L’età incerta

L’età incerta

“Sei espugnato, Colston, sei espugnato?” gridano i compagni di scuola mentre lo picchiano per il reato di aver scritto la parola “espugnato” sul suo diario. Leo Colston, 12 anni, è un conformista, non ha mai pensato che la sua sofferenza sia legata a una falla del sistema o dell’animo umano, ma dopo la morte di suo padre, l’estate passata a letto con la difterite e l’accoglienza dei compagni nella nuova scuola, prende il suo diario e vi scrive col sangue affinché i suoi aguzzini vengano maledetti. E così è. Jenkins e Strode cadono dal tetto e finiscono in ospedale con parecchie ossa rotte. Da quel momento Leo è Il Mago della scuola, ha trovato il suo posto con un ruolo che lo avvicina sempre più alla spirale ascendente dello zodiaco – forse non alla virilità imperiosa e alla nobiltà dell’Ariete o del Leone, ma sicuramente alla forza del Sagittario – e all’avvento del nuovo secolo, il Novecento, con la sua attrattiva mistica e romantica, con le sue promesse. Così, nel suo Diario per l’anno 1900 Leo appunta le sue esperienze, la sensazione di essere diventato un vincente e l’invito a casa del compagno Marcus Maudsley per l’estate. Maudsley e la sua famiglia vivono a Brandham Hall, un’imponente e lussuosa villa nel Norfolk, sono ricchi e raffinati e Marian, la sorella di Marcus è l’immagine stessa della bellezza. È proprio Marian a convincere il giovane Leo a fare da intermediario tra lei e il fattore Ted Burgess, trascinandolo in un gioco tutt’altro che conformista e molto più grande di lui. Cinquant’anni dopo Leo ritrova il diario e da lì ripercorre l’estate dei suoi 13 anni, l’estate che per tanto tempo ha deciso di dimenticare e che tuttavia ha dato forma alla sua vita, scolpendo la persona che è diventato. “Il mio segreto – la spiegazione di ciò che sono – giace lì. Mi prendo molto sul serio, certo. Importa a qualcuno chi sono adesso o chi ero allora? Ma ogni uomo è importante per se stesso, prima o poi”...

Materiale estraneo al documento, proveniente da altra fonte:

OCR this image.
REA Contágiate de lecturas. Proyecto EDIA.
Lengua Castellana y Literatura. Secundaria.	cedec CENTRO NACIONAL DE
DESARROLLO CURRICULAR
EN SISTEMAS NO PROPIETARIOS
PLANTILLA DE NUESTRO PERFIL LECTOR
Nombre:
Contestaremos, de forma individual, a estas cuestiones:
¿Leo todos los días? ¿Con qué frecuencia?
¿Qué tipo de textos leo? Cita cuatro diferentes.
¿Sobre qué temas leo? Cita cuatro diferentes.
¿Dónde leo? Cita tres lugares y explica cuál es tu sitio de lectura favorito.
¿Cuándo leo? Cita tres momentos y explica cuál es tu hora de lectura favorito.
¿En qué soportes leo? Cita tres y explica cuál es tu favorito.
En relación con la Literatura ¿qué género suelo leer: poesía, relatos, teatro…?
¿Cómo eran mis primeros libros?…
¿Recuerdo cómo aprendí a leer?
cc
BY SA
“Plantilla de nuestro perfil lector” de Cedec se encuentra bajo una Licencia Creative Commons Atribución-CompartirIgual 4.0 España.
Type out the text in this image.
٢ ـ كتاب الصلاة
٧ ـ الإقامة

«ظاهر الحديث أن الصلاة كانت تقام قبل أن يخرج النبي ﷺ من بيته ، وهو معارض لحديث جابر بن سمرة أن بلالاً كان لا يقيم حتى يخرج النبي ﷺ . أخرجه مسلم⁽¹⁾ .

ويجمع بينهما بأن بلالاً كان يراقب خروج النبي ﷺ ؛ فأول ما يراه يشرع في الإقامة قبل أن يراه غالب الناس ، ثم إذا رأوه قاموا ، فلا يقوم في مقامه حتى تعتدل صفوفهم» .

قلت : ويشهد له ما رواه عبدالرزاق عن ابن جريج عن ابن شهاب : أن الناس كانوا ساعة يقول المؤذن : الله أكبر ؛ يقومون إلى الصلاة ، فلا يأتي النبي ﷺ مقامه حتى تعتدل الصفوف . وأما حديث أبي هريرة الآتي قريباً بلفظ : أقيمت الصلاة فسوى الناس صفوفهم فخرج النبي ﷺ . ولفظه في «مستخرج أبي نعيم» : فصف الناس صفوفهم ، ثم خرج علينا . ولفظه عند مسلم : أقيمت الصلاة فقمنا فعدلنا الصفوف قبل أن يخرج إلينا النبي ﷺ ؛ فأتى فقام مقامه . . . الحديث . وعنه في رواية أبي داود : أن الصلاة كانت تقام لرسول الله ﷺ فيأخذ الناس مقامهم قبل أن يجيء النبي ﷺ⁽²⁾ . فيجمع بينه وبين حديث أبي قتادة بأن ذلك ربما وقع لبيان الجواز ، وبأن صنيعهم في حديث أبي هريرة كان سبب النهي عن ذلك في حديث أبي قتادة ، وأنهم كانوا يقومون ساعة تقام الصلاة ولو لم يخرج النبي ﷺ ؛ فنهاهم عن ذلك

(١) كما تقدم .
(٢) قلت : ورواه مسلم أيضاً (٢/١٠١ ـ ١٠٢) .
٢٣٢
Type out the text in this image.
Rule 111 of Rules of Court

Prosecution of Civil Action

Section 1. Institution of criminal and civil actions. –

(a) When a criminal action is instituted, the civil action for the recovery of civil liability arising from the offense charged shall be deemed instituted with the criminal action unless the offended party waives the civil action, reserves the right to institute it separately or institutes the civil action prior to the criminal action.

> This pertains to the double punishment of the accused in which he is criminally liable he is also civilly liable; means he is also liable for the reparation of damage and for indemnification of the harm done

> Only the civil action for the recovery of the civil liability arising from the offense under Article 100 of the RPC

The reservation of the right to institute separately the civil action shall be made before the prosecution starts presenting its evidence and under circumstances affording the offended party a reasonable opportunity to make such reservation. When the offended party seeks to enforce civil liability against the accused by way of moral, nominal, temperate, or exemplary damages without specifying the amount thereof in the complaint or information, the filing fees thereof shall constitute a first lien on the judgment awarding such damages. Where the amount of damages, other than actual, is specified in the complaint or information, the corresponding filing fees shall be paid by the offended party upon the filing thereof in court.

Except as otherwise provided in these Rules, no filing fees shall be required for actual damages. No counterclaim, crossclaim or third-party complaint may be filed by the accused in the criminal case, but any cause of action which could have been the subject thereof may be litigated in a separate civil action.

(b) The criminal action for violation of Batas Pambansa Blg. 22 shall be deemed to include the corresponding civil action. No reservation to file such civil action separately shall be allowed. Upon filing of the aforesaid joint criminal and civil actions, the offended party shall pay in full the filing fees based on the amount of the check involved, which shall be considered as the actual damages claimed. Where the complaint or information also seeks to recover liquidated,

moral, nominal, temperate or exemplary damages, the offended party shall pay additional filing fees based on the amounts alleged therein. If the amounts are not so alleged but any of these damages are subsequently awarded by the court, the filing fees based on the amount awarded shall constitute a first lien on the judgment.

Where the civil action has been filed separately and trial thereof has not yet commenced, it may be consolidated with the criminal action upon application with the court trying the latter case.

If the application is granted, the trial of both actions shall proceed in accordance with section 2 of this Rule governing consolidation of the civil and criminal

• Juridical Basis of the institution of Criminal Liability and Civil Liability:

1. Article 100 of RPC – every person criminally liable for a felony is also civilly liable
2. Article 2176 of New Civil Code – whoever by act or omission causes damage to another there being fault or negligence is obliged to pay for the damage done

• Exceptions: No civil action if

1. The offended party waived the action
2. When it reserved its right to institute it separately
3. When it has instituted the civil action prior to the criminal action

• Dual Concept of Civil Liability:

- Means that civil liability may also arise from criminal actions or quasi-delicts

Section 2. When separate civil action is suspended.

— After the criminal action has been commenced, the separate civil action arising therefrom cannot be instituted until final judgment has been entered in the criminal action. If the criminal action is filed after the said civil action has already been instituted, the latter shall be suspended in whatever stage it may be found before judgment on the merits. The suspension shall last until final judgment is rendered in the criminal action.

The Go-Between di L. P. Hartley è stato pubblicato per la prima volta a Londra nel 1953 e tradotto in italiano da Garzanti negli stessi anni; ora, in un quanto mai incerto 2020, questa perla della letteratura inglese del Novecento è tornata sugli scaffali delle nostre librerie grazie a Neri Pozza. L’incipit merita una menzione d’onore: “Il passato è una terra straniera; fanno le cose in modo diverso lì”. Il passato è il vero protagonista di questa storia, un passato che si svela, sfugge e si dispiega, un viaggio nella memoria costruito con sapienza e cura dei dettagli. L’età incerta, infatti, mantiene la promessa del suo incipit e si articola come un percorso attraverso quella terra straniera, lontana e al contempo incredibilmente vicina. È un romanzo di formazione che intreccia i temi della crescita, dell’accettazione di sé e dell’altro, dell’emancipazione da regole e convenzioni sociali asfittiche, della ricerca del proprio posto nel mondo dei pari, all’immagine della fine di un’epoca e dell’inizio di un’altra; un romanzo che si potrebbe definire un memoir anche se la narrazione autobiografica appartiene a un personaggio che, in quanto tale, vive solo tra le pagine di Hartley e nell’immaginazione dei suoi lettori e di chi ha visto l’adattamento cinematografico diretto da Joseph Losey nel 1971, Messaggero d’amore. Proprio come la fine del XIX e l’inizio del XX secolo, non solo l’età del protagonista è sinonimo di mutamento e incertezza, un momento di passaggio, ma il ruolo stesso che egli assume nel corso della narrazione è quello dell’intermediario, del messaggero, colui che sta in mezzo. E tuttavia la sua condizione è tutt’altro che innocente e si trascina ben oltre i confini delle tragiche vicende dell’estate del 1900; in fondo, anche il Leo adulto ha vissuto una vita nel mezzo, in attesa. La scrittura di Hartley è ricca, sinestetica – elemento che risalta nel confronto con le annotazioni essenziali del diario di Leo – e conduce, rigorosa ed elegante, verso un finale intriso di struggente nostalgia. “Chiedi a te stesso se hai realizzato le tue speranze. Sei espugnato, Colston, sei espugnato, e altrettanto può dirsi del tuo secolo, il tuo prezioso secolo in cui avevi sperato tanto”.